A 30ft statue of William Wallace is to be repaired this spring after cracks appeared in the stonework.
The sculpture of the 13th-century Scots freedom fighter was built in 1814, after being commissioned by David Stuart Erskine, the 11th Earl of Buchan.
It overlooks the River Tweed near St Boswells, Scottish Borders. Work will begin in April, starting with the plinth.
An inscription at Wallace’s feet commemorates him as a ‘great patriot hero’.
It is hoped that a fundraising drive will lead to further preservation work to prevent any more deterioration of the iconic landmark, which stands in the grounds of the Bemersyde estate.

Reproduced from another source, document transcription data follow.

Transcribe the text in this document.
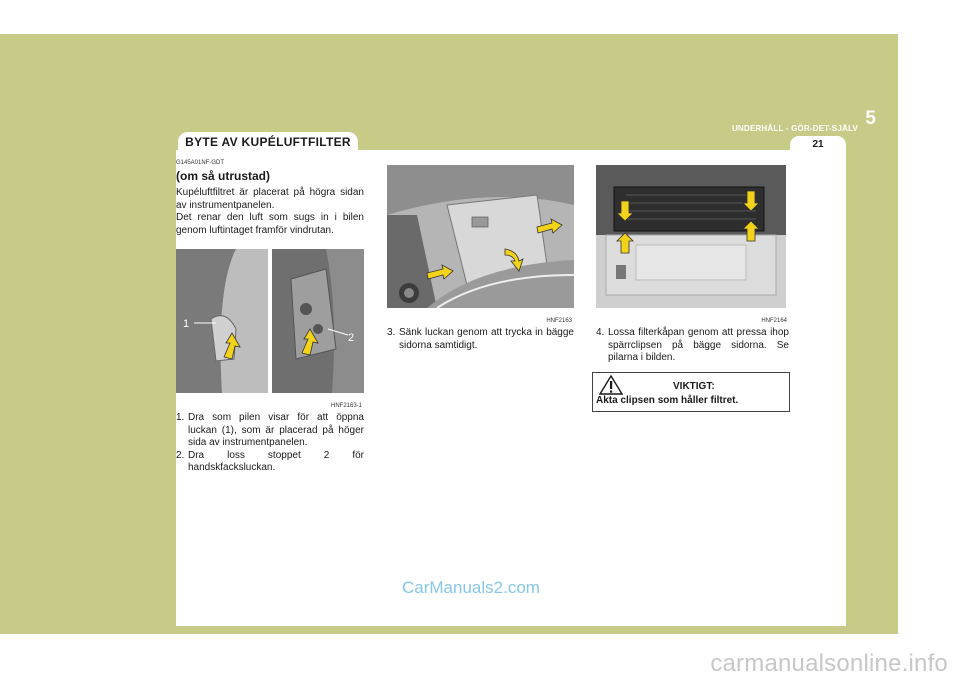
5
UNDERHÅLL - GÖR-DET-SJÄLV
BYTE AV KUPÉLUFTFILTER	21

G145A01NF-GDT

(om så utrustad)

Kupéluftfiltret är placerat på högra sidan av instrumentpanelen.

Det renar den luft som sugs in i bilen genom luftintaget framför vindrutan.

1
2
HNF2163-1
1. Dra som pilen visar för att öppna luckan (1), som är placerad på höger sida av instrumentpanelen.
2. Dra loss stoppet 2 för handskfacksluckan.
HNF2163
3. Sänk luckan genom att trycka in bägge sidorna samtidigt.
HNF2164
4. Lossa filterkåpan genom att pressa ihop spärrclipsen på bägge sidorna. Se pilarna i bilden.
VIKTIGT:
Akta clipsen som håller filtret.
CarManuals2.com
carmanualsonline.info
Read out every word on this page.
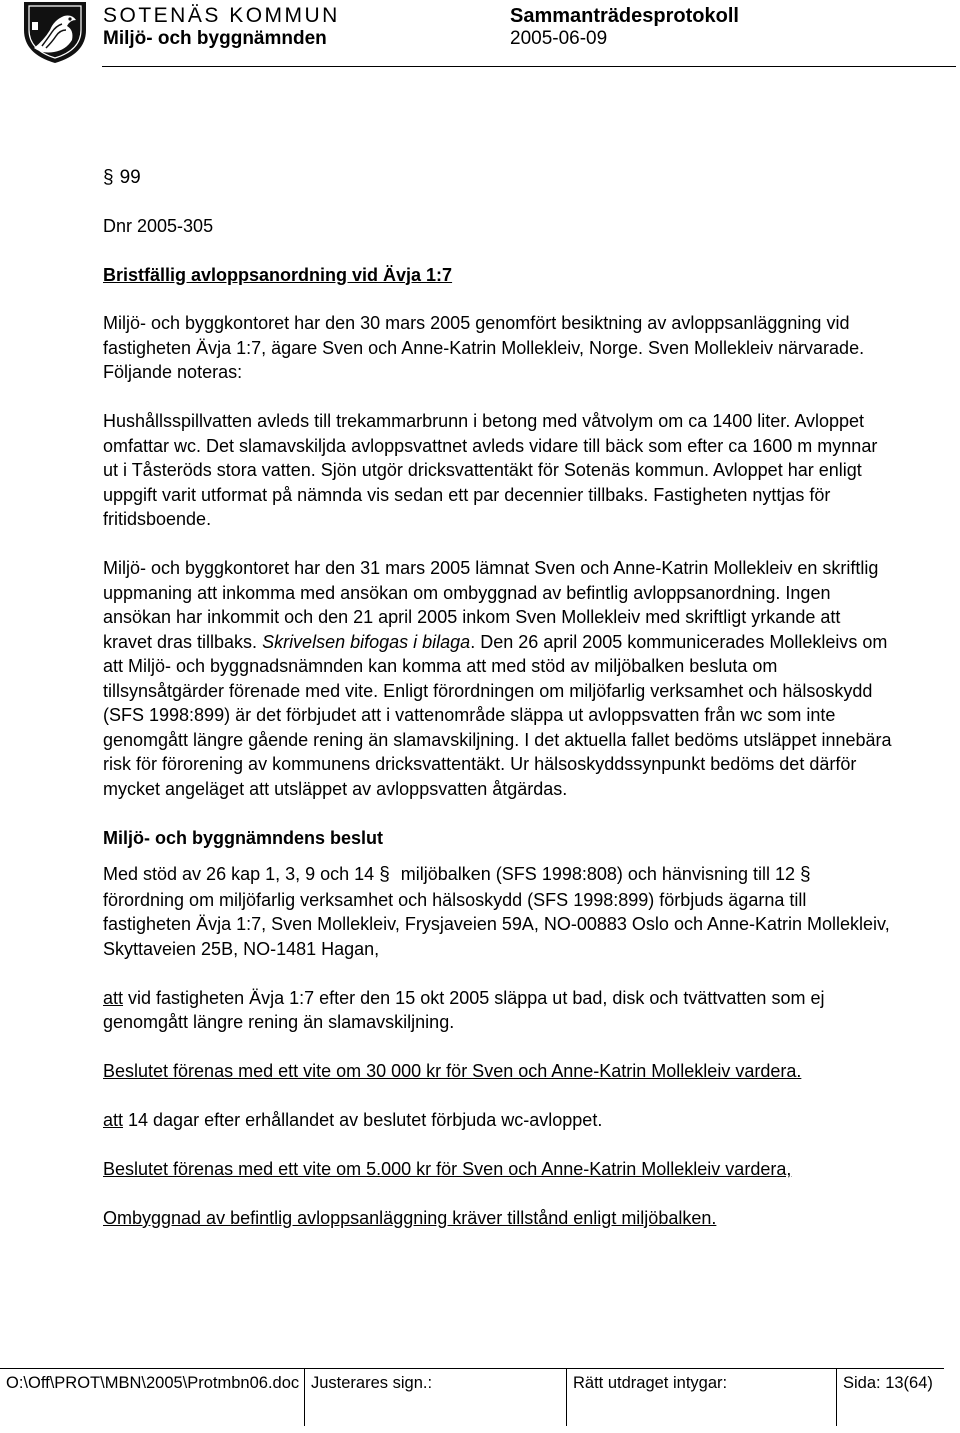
SOTENÄS KOMMUN
Miljö- och byggnämnden
Sammanträdesprotokoll
2005-06-09

§ 99

Dnr 2005-305

Bristfällig avloppsanordning vid Ävja 1:7

Miljö- och byggkontoret har den 30 mars 2005 genomfört besiktning av avloppsanläggning vid fastigheten Ävja 1:7, ägare Sven och Anne-Katrin Mollekleiv, Norge. Sven Mollekleiv närvarade. Följande noteras:

Hushållsspillvatten avleds till trekammarbrunn i betong med våtvolym om ca 1400 liter. Avloppet omfattar wc. Det slamavskiljda avloppsvattnet avleds vidare till bäck som efter ca 1600 m mynnar ut i Tåsteröds stora vatten. Sjön utgör dricksvattentäkt för Sotenäs kommun. Avloppet har enligt uppgift varit utformat på nämnda vis sedan ett par decennier tillbaks. Fastigheten nyttjas för fritidsboende.

Miljö- och byggkontoret har den 31 mars 2005 lämnat Sven och Anne-Katrin Mollekleiv en skriftlig uppmaning att inkomma med ansökan om ombyggnad av befintlig avloppsanordning. Ingen ansökan har inkommit och den 21 april 2005 inkom Sven Mollekleiv med skriftligt yrkande att kravet dras tillbaks. Skrivelsen bifogas i bilaga. Den 26 april 2005 kommunicerades Mollekleivs om att Miljö- och byggnadsnämnden kan komma att med stöd av miljöbalken besluta om tillsynsåtgärder förenade med vite. Enligt förordningen om miljöfarlig verksamhet och hälsoskydd (SFS 1998:899) är det förbjudet att i vattenområde släppa ut avloppsvatten från wc som inte genomgått längre gående rening än slamavskiljning. I det aktuella fallet bedöms utsläppet innebära risk för förorening av kommunens dricksvattentäkt. Ur hälsoskyddssynpunkt bedöms det därför mycket angeläget att utsläppet av avloppsvatten åtgärdas.

Miljö- och byggnämndens beslut

Med stöd av 26 kap 1, 3, 9 och 14 § miljöbalken (SFS 1998:808) och hänvisning till 12 § förordning om miljöfarlig verksamhet och hälsoskydd (SFS 1998:899) förbjuds ägarna till fastigheten Ävja 1:7, Sven Mollekleiv, Frysjaveien 59A, NO-00883 Oslo och Anne-Katrin Mollekleiv, Skyttaveien 25B, NO-1481 Hagan,

att vid fastigheten Ävja 1:7 efter den 15 okt 2005 släppa ut bad, disk och tvättvatten som ej genomgått längre rening än slamavskiljning.

Beslutet förenas med ett vite om 30 000 kr för Sven och Anne-Katrin Mollekleiv vardera.

att 14 dagar efter erhållandet av beslutet förbjuda wc-avloppet.

Beslutet förenas med ett vite om 5.000 kr för Sven och Anne-Katrin Mollekleiv vardera,

Ombyggnad av befintlig avloppsanläggning kräver tillstånd enligt miljöbalken.

O:\Off\PROT\MBN\2005\Protmbn06.doc Justerares sign.:	Rätt utdraget intygar:	Sida: 13(64)
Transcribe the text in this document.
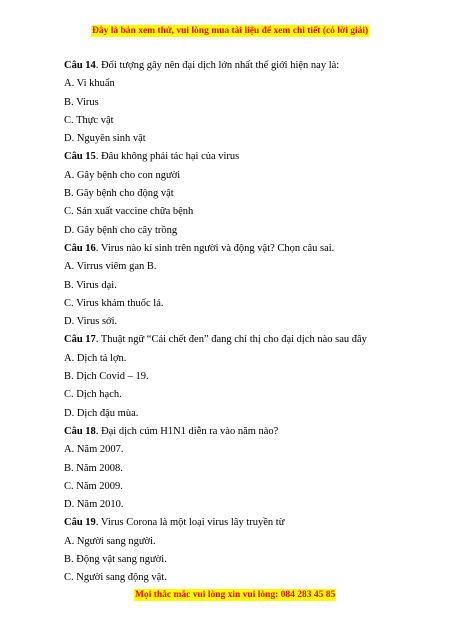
Đây là bản xem thử, vui lòng mua tài liệu để xem chi tiết (có lời giải)
Câu 14. Đối tượng gây nên đại dịch lớn nhất thế giới hiện nay là:
A. Vi khuẩn
B. Virus
C. Thực vật
D. Nguyên sinh vật
Câu 15. Đâu không phải tác hại của virus
A. Gây bệnh cho con người
B. Gây bệnh cho động vật
C. Sản xuất vaccine chữa bệnh
D. Gây bệnh cho cây trồng
Câu 16. Virus nào kí sinh trên người và động vật? Chọn câu sai.
A. Virrus viêm gan B.
B. Virus dại.
C. Virus khảm thuốc lá.
D. Virus sởi.
Câu 17. Thuật ngữ “Cái chết đen” đang chỉ thị cho đại dịch nào sau đây
A. Dịch tả lợn.
B. Dịch Covid – 19.
C. Dịch hạch.
D. Dịch đậu mùa.
Câu 18. Đại dịch cúm H1N1 diễn ra vào năm nào?
A. Năm 2007.
B. Năm 2008.
C. Năm 2009.
D. Năm 2010.
Câu 19. Virus Corona là một loại virus lây truyền từ
A. Người sang người.
B. Động vật sang người.
C. Người sang động vật.
Mọi thắc mắc vui lòng xin vui lòng: 084 283 45 85
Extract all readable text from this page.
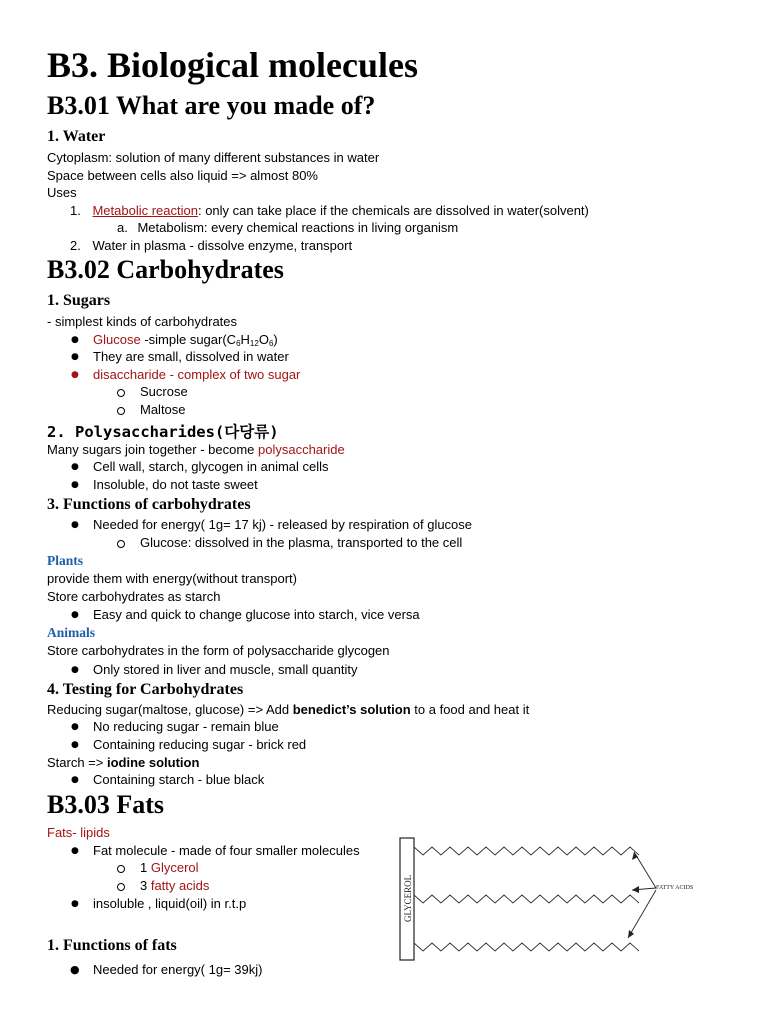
B3. Biological molecules
B3.01 What are you made of?
1. Water
Cytoplasm: solution of many different substances in water
Space between cells also liquid => almost 80%
Uses
1. Metabolic reaction: only can take place if the chemicals are dissolved in water(solvent)
a. Metabolism: every chemical reactions in living organism
2. Water in plasma - dissolve enzyme, transport
B3.02 Carbohydrates
1. Sugars
- simplest kinds of carbohydrates
● Glucose -simple $sugar(C_6H_{12}O_6)$
● They are small, dissolved in water
● disaccharide - complex of two sugar
Sucrose
Maltose
2. Polysaccharides(다당류)
Many sugars join together - become polysaccharide
● Cell wall, starch, glycogen in animal cells
● Insoluble, do not taste sweet
3. Functions of carbohydrates
● Needed for energy( 1g= 17 kj) - released by respiration of glucose
Glucose: dissolved in the plasma, transported to the cell
Plants
provide them with energy(without transport)
Store carbohydrates as starch
● Easy and quick to change glucose into starch, vice versa
Animals
Store carbohydrates in the form of polysaccharide glycogen
● Only stored in liver and muscle, small quantity
4. Testing for Carbohydrates
Reducing sugar(maltose, glucose) => Add benedict’s solution to a food and heat it
● No reducing sugar - remain blue
● Containing reducing sugar - brick red
Starch => iodine solution
● Containing starch - blue black
B3.03 Fats
Fats- lipids
● Fat molecule - made of four smaller molecules
1 Glycerol
3 fatty acids
● insoluble , liquid(oil) in r.t.p
1. Functions of fats
● Needed for energy( 1g= 39kj)
GLYCEROL	FATTY ACIDS
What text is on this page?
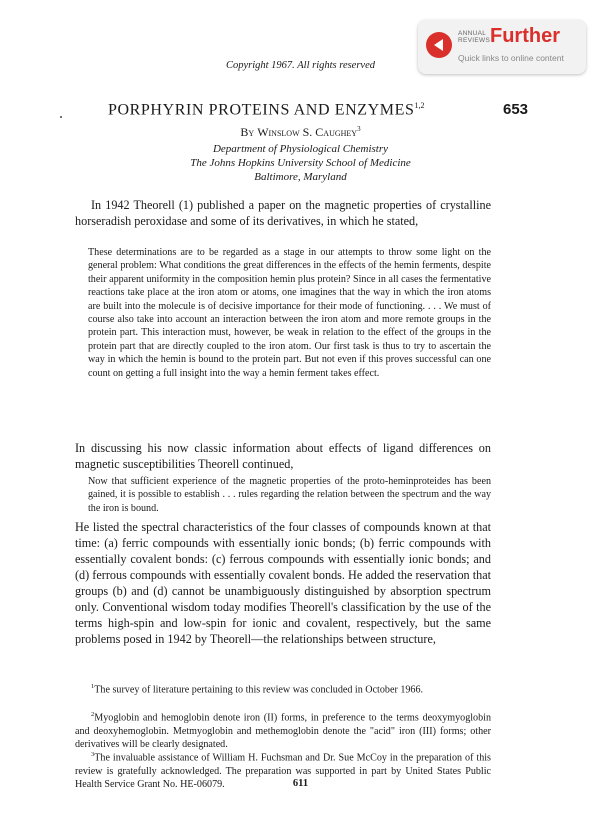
Copyright 1967. All rights reserved
ANNUAL
REVIEWS Further
Quick links to online content
PORPHYRIN PROTEINS AND ENZYMES$^{1,2}$	653
By Winslow S. Caughey$^3$
Department of Physiological Chemistry
The Johns Hopkins University School of Medicine
Baltimore, Maryland
In 1942 Theorell (1) published a paper on the magnetic properties of crystalline horseradish peroxidase and some of its derivatives, in which he stated,
These determinations are to be regarded as a stage in our attempts to throw some light on the general problem: What conditions the great differences in the effects of the hemin ferments, despite their apparent uniformity in the composition hemin plus protein? Since in all cases the fermentative reactions take place at the iron atom or atoms, one imagines that the way in which the iron atoms are built into the molecule is of decisive importance for their mode of functioning. . . . We must of course also take into account an interaction between the iron atom and more remote groups in the protein part. This interaction must, however, be weak in relation to the effect of the groups in the protein part that are directly coupled to the iron atom. Our first task is thus to try to ascertain the way in which the hemin is bound to the protein part. But not even if this proves successful can one count on getting a full insight into the way a hemin ferment takes effect.
In discussing his now classic information about effects of ligand differences on magnetic susceptibilities Theorell continued,
Now that sufficient experience of the magnetic properties of the proto-heminproteides has been gained, it is possible to establish . . . rules regarding the relation between the spectrum and the way the iron is bound.
He listed the spectral characteristics of the four classes of compounds known at that time: (a) ferric compounds with essentially ionic bonds; (b) ferric compounds with essentially covalent bonds: (c) ferrous compounds with essentially ionic bonds; and (d) ferrous compounds with essentially covalent bonds. He added the reservation that groups (b) and (d) cannot be unambiguously distinguished by absorption spectrum only. Conventional wisdom today modifies Theorell's classification by the use of the terms high-spin and low-spin for ionic and covalent, respectively, but the same problems posed in 1942 by Theorell—the relationships between structure,
$^1$The survey of literature pertaining to this review was concluded in October 1966.
$^2$Myoglobin and hemoglobin denote iron (II) forms, in preference to the terms deoxymyoglobin and deoxyhemoglobin. Metmyoglobin and methemoglobin denote the "acid" iron (III) forms; other derivatives will be clearly designated.
$^3$The invaluable assistance of William H. Fuchsman and Dr. Sue McCoy in the preparation of this review is gratefully acknowledged. The preparation was supported in part by United States Public Health Service Grant No. HE-06079.	611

Jesse Rae, one of the William Wallace Trustees, said: “I was up at the statue last summer with friends and I noticed there was damage beginning to appear.
“When I went back up a few months ago it was looking in a sad way.
“We know what needs to be done and we’ll make a start with the repairs to the plinth in April.”
Historians have questioned the likeness of the red sandstone effigy, which is protected as a category B listed building.
But Isabel Hay from the William Wallace Society believes more should be done to protect the monument.
She said: “It hasn’t been looked after and it’s in the public interest for this tribute to William Wallace to be saved.
“We as a society want to help preserve the Wallace monument and make sure its condition doesn’t get any worse.”